Smallholder sugarcane farmers from Dwangwa in Nkhotakota have called upon the Ministry of Trade, Industry and Tourism to revoke the import permit on sugarcane saying the move will leave many cane farmers helpless as they will be forced out of business.
This comes amid the ministry’s decision to start granting a licence to import of 20,000 metric tonnes of sugar into Malawi.
Sugarcane Growers Association of Malawi (Sugam) Chairperson Frighton Njolomole petitioned Parliament yesterday saying government should support the smallholder sector.
According to the association, if the 20,000 tonnes of sugar is allowed into the country, there will be a reduction of their income by approximately K1.6 billion.
Njolomole said the association, which has a membership of 5,000 growers, supplied cane worth K11.1 billion in the year ended March 31 2017 from Dwangwa and Nchalo out-growers.

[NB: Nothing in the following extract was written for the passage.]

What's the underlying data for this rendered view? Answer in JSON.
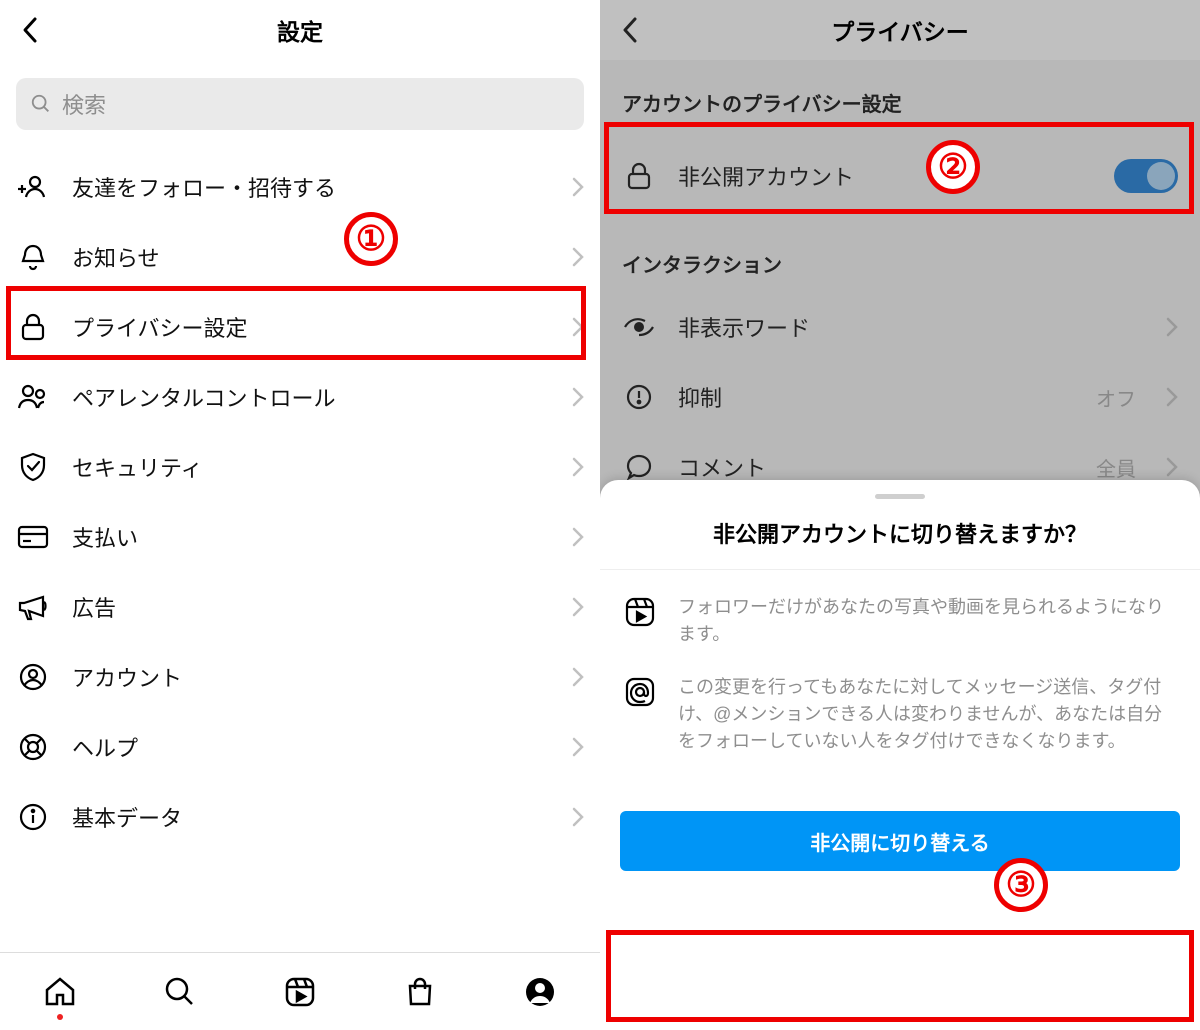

He said through withholding taxes, the association contributed K332 million and K1.8 billion in Value Added Tax (VAT); as such, the decision by the Ministry of Trade will not only affect their finances but also reduce the contribution the growers make to government.
According to Njolomole, by importing sugar, the government is contradicting itself on the ‘buy Malawi goods’ campaign.
“This will impact on our ability to support and provide for our families, reduce employment as it will cut back on the number of people we need in the value chain. Government should enhance a ‘buy Malawi’ campaign by stopping issuing this licence of importation of sugar,” he said.
Ministry of Trade spokesperson Wiskes Mkombezi said he believes the group does not have adequate information on the matter.
Meanwhile, the association delivered a petition to Parliament calling on the Members of Parliament to intervene in the decision.
The petition was delivered to the Agriculture Committee of Parliament and was received by the committee’s Chairperson Joseph Chidanti-Malunga.